A new report reveals more research is needed in addressing environmental chemicals and cancer.
Almost 20 years ago, women on Long Island and others on Cape Cod and in Marin County, Calif., transformed the question, “Why did I get breast cancer?” into “Why do we have so much breast cancer in our communities? Why is there more breast cancer in this generation than before?” They began asking questions about the root causes and the potential links to environmental chemicals. The goal was prevention—not just mammography to detect the disease and treatment to stop its progression, but genuine prevention.
The research that started from those questions about the environment reached a milestone in December with the Institute of Medicine (IOM) report on breast cancer and the environment. For the first time, a major medical organization issued a clear statement saying that science now documents plausible biological links between environmental chemicals and breast cancer risk.
Several types of chemicals especially raise red flags. As we know from research on hormone replacement therapy, added hormones can increase the risk of breast cancer. So, too, may synthetic chemicals that act like estrogen, such as those in cosmetics, cleaners, plastics and other products. Breast carcinogens that damage DNA are another concern.
The IOM report highlighted three chemicals in particular, benzene, 1,3-butadiene and ethylene oxide, as having the strongest evidence. All three are in tobacco smoke. Benzene and butadiene are in gasoline and vehicle exhaust; ethylene oxide is a common sterilant used in medical settings and food preparation.
The IOM report sets important priorities for filling data gaps, including better chemical testing and assessments of effects on the breast throughout the life cycle.

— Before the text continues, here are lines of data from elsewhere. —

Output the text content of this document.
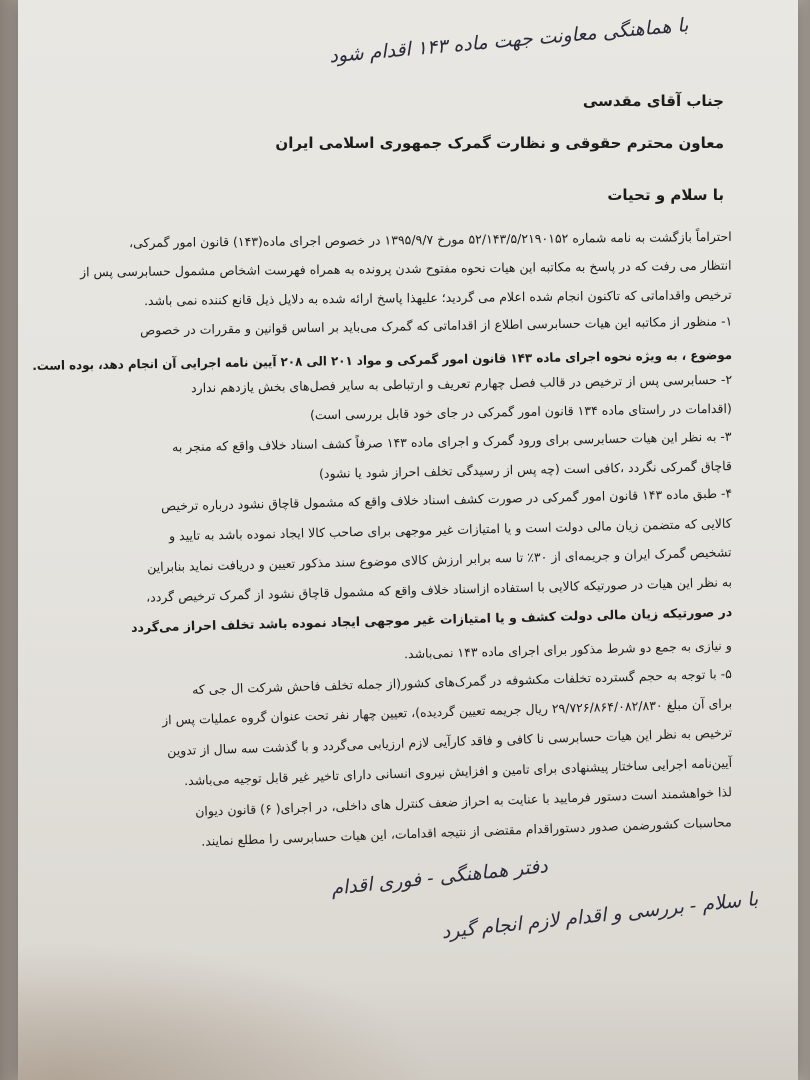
با هماهنگی معاونت جهت ماده ۱۴۳ اقدام شود
جناب آقای مقدسی
معاون محترم حقوقی و نظارت گمرک جمهوری اسلامی ایران
با سلام و تحیات
احتراماً بازگشت به نامه شماره ۵۲/۱۴۳/۵/۲۱۹۰۱۵۲ مورخ ۱۳۹۵/۹/۷ در خصوص اجرای ماده(۱۴۳) قانون امور گمرکی،
انتظار می رفت که در پاسخ به مکاتبه این هیات نحوه مفتوح شدن پرونده به همراه فهرست اشخاص مشمول حسابرسی پس از
ترخیص واقداماتی که تاکنون انجام شده اعلام می گردید؛ علیهذا پاسخ ارائه شده به دلایل ذیل قانع کننده نمی باشد.
۱- منظور از مکاتبه این هیات حسابرسی اطلاع از اقداماتی که گمرک می‌باید بر اساس قوانین و مقررات در خصوص
موضوع ، به ویژه نحوه اجرای ماده ۱۴۳ قانون امور گمرکی و مواد ۲۰۱ الی ۲۰۸ آیین نامه اجرایی آن انجام دهد، بوده است.
۲- حسابرسی پس از ترخیص در قالب فصل چهارم تعریف و ارتباطی به سایر فصل‌های بخش یازدهم ندارد
(اقدامات در راستای ماده ۱۳۴ قانون امور گمرکی در جای خود قابل بررسی است)
۳- به نظر این هیات حسابرسی برای ورود گمرک و اجرای ماده ۱۴۳ صرفاً کشف اسناد خلاف واقع که منجر به
قاچاق گمرکی نگردد ،کافی است (چه پس از رسیدگی تخلف احراز شود یا نشود)
۴- طبق ماده ۱۴۳ قانون امور گمرکی در صورت کشف اسناد خلاف واقع که مشمول قاچاق نشود درباره ترخیص
کالایی که متضمن زیان مالی دولت است و یا امتیازات غیر موجهی برای صاحب کالا ایجاد نموده باشد به تایید و
تشخیص گمرک ایران و جریمه‌ای از ۳۰٪ تا سه برابر ارزش کالای موضوع سند مذکور تعیین و دریافت نماید بنابراین
به نظر این هیات در صورتیکه کالایی با استفاده ازاسناد خلاف واقع که مشمول قاچاق نشود از گمرک ترخیص گردد،
در صورتیکه زیان مالی دولت کشف و یا امتیازات غیر موجهی ایجاد نموده باشد تخلف احراز می‌گردد
و نیازی به جمع دو شرط مذکور برای اجرای ماده ۱۴۳ نمی‌باشد.
۵- با توجه به حجم گسترده تخلفات مکشوفه در گمرک‌های کشور(از جمله تخلف فاحش شرکت ال جی که
برای آن مبلغ ۲۹/۷۲۶/۸۶۴/۰۸۲/۸۳۰ ریال جریمه تعیین گردیده)، تعیین چهار نفر تحت عنوان گروه عملیات پس از
ترخیص به نظر این هیات حسابرسی نا کافی و فاقد کارآیی لازم ارزیابی می‌گردد و با گذشت سه سال از تدوین
آیین‌نامه اجرایی ساختار پیشنهادی برای تامین و افزایش نیروی انسانی دارای تاخیر غیر قابل توجیه می‌باشد.
لذا خواهشمند است دستور فرمایید با عنایت به احراز ضعف کنترل های داخلی، در اجرای( ۶) قانون دیوان
محاسبات کشورضمن صدور دستوراقدام مقتضی از نتیجه اقدامات، این هیات حسابرسی را مطلع نمایند.
دفتر هماهنگی - فوری اقدام
با سلام - بررسی و اقدام لازم انجام گیرد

Some readers responded with skepticism, saying the evidence so far is not “proof.” These critics missed the point that acting on biological evidence, rather than waiting for elusive proof in human studies, can make sense for a disease like breast cancer that develops over decades. To understand this reasoning, think about how we learn what influences disease. For new drugs, medical researchers first test the possibilities in laboratory studies and then, when the lab evidence looks good, begin clinical trials. Usually, patients are randomly assigned to the test treatment or a comparison group, and researchers watch to see whether patients on the new treatment do better or worse. But we would never do an experiment like that on suspect chemicals, for example, intentionally exposing half of a group of baby girls to see what happens. And we wouldn’t want to wait 60 years for the results either. Instead, we can use a confluence of evidence from laboratory testing and studies of people’s exposures to make safe decisions while we continue confirmatory studies long-term.
This strategy works. When we got lead out of gasoline, Americans’ blood-lead levels went down, and later effects on children were avoided. As communities banned smoking in public places, the rate of heart attacks and strokes fell significantly.
We still have work to do. Products aren’t always adequately labeled, so consumers can’t make informed choices, and many chemicals in products haven’t even been tested yet for effects on the breast. The IOM report sets important priorities for filling data gaps, including better chemical testing and assessments of effects on the breast throughout the life cycle. This research won’t pay off with a patentable drug or medical device, so it depends on public funding.
Our children and grandchildren are counting on everyone working to end the suffering from breast cancer—everyone who walks, runs, swims or shops—to hold cancer organizations accountable for investing substantial research dollars in prevention. We can begin reducing exposures to breast cancer-related chemicals too.
Julia Brody, PhD, is executive director of Silent Spring Institute.